Buckingham launches new centre for economics and entrepreneurship28 November 2018
The opening ceremony was led by the Lord Vinson and the Independent MP Rt Hon Frank Field, who is one of the country’s leading advocates of entrepreneurialism.
Promoting enterprise and entrepreneurship
The new building will be home to Buckingham’s broad-based Economics course which uniquely offers allied subjects including history, politics and philosophy as part of the programme. Business students including those on the Business Enterprise course (BBE) which is the first in the world in which students “pitch” for up to £5,000 to set up their own companies as part of their degree, will also use the centre. Students will be able to develop their businesses in the new Enterprise Hub where they can meet entrepreneurs and business people.
The Vinson Building contains a library, bookshop, state-of-the-art coffee bar and study spaces. It now houses the University’s new largest lecture theatre, and will host conferences and community events. It provides the campus with a clear focal point for the first time.
The Vinson Building and its work is possible thanks to a generous donation from entrepreneur Lord Vinson. Buckinghamshire Thames Valley Local Enterprise Partnership (BTVLEP) granted £3m to enable the completion of the building.

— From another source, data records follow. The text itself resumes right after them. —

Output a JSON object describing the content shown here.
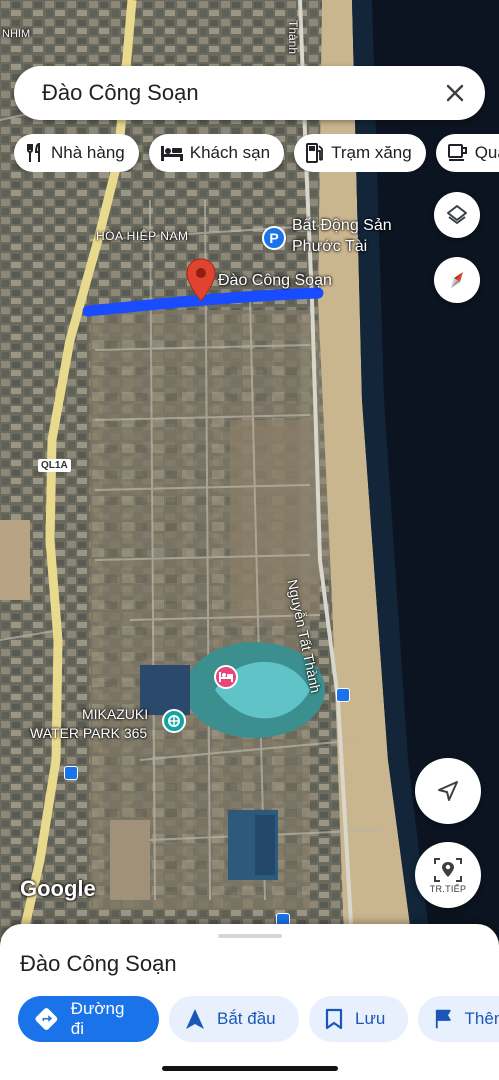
{
  "search": {
    "query": "Đào Công Soạn"
  },
  "chips": [
    {
      "label": "Nhà hàng",
      "icon": "restaurant-icon"
    },
    {
      "label": "Khách sạn",
      "icon": "hotel-icon"
    },
    {
      "label": "Trạm xăng",
      "icon": "gas-station-icon"
    },
    {
      "label": "Quá",
      "icon": "coffee-icon"
    }
  ],
  "map": {
    "labels": {
      "top_left": "NHIM",
      "top_right": "Thành",
      "district": "HÒA HIỆP NAM",
      "poi_realestate_line1": "Bất Động Sản",
      "poi_realestate_line2": "Phước Tài",
      "street": "Đào Công Soạn",
      "road_right": "Nguyễn Tất Thành",
      "highway_shield": "QL1A",
      "waterpark_line1": "MIKAZUKI",
      "waterpark_line2": "WATER PARK 365",
      "attribution": "Google"
    },
    "colors": {
      "route": "#1a4cff",
      "pin": "#e0442f",
      "ocean": "#0b1420",
      "beach": "#c9b58e"
    }
  },
  "fabs": {
    "live_label": "TR.TIẾP"
  },
  "sheet": {
    "title": "Đào Công Soạn",
    "actions": [
      {
        "label": "Đường đi",
        "icon": "directions-icon",
        "primary": true
      },
      {
        "label": "Bắt đầu",
        "icon": "navigation-arrow-icon"
      },
      {
        "label": "Lưu",
        "icon": "bookmark-icon"
      },
      {
        "label": "Thêm",
        "icon": "flag-icon"
      }
    ]
  }
}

Susanne Klatten, a German alumni of the University and BMW heir, also donated generously to the project. She supported the development of the Buckingham Enterprise and Innovation Unit (BEIU) within the Centre.
A new link with the IEA
The centre also cements links between the Institute of Economic Affairs (IEA) and the University of Buckingham. The IEA will use the building for conducting research, in addition to its London offices.
Lord Vinson’s association with the University came about as a result of his links with the IEA. He was Chairman of Trustees for some years, and now life Vice President of the IEA. The University of Buckingham has strong links with the IEA. Arthur Seldon, father of current Vice Chancellor Sir Anthony Seldon, was a joint founder of the IEA, and instrumental in the creation of the University.
The Rt Hon Frank Field said: “We fail as a country to cherish those with the gift of entrepreneurialism. And we all too often fail as a country – lamentably – to act on the outcome of those entrepreneurial skills. The product of that is too often left to other countries to harvest.
“With the opening of the Vinson Building, I hope history will judge that a decisive strike back is being made to our so harmful anti-entrepreneurial culture. In Birkenhead, when great ships are launched the cry goes up to bless all those who sail in the said vessel. Likewise, may the same blessing apply to all those who study within the walls of the Vinson Building. May they acquire and nurture the gift of entrepreneurialism and act as wisely with the wealth they have created as has the benefactor of this great building.”
Laying foundations of prosperity
Lord Vinson added: “Overwhelmingly the facts pointed to Buckingham as the place to choose if you want to advance entrepreneurialism – manifested, not least, by being the first university to offer two-year courses and its uniquely sound thinking on liberal economics. Both Buckingham and I have been closely associated with the IEA, and I and my Trustees wanted to cement the relationship. As an entrepreneur I have been exceptionally fortunate in life. I also wanted to foster the qualities that create new businesses, because they are the foundation of the prosperity of any nation.”
What our country needs
Sir Anthony Seldon commented: “Our country’s economy, post Brexit, needs entrepreneurship like never before. Our centre is geared precisely to develop the successful entrepreneurs of the future. We will be turning out graduates who are educated in a wide range of disciplines and who have a ‘can do’ attitude. My father, Arthur Seldon, who spent his career at the Institute for Economic Affairs and who helped inspire the founding of the University 43 years ago, would I believe be immensely proud of the way in which Lord Vinson, the IEA, our local LEP and Buckingham have joined forces to help shape a better future.”
Fostering economic freedom
IEA Director General, Mark Littlewood, said that the pioneering ethos of Buckingham chimed with the IEA’s own values, which include “fostering innovation and improving the understanding of the fundamental institutions of a free society.”
“The opening marks a milestone,” added Susanne Klatten, “establishing a vibrant ecosystem for entrepreneurship here in Buckinghatm to create a future with your own ideas, your own head and your own hands.”
The Vinson Centre was built by Beard Construction and the architects were Panther Hudspith.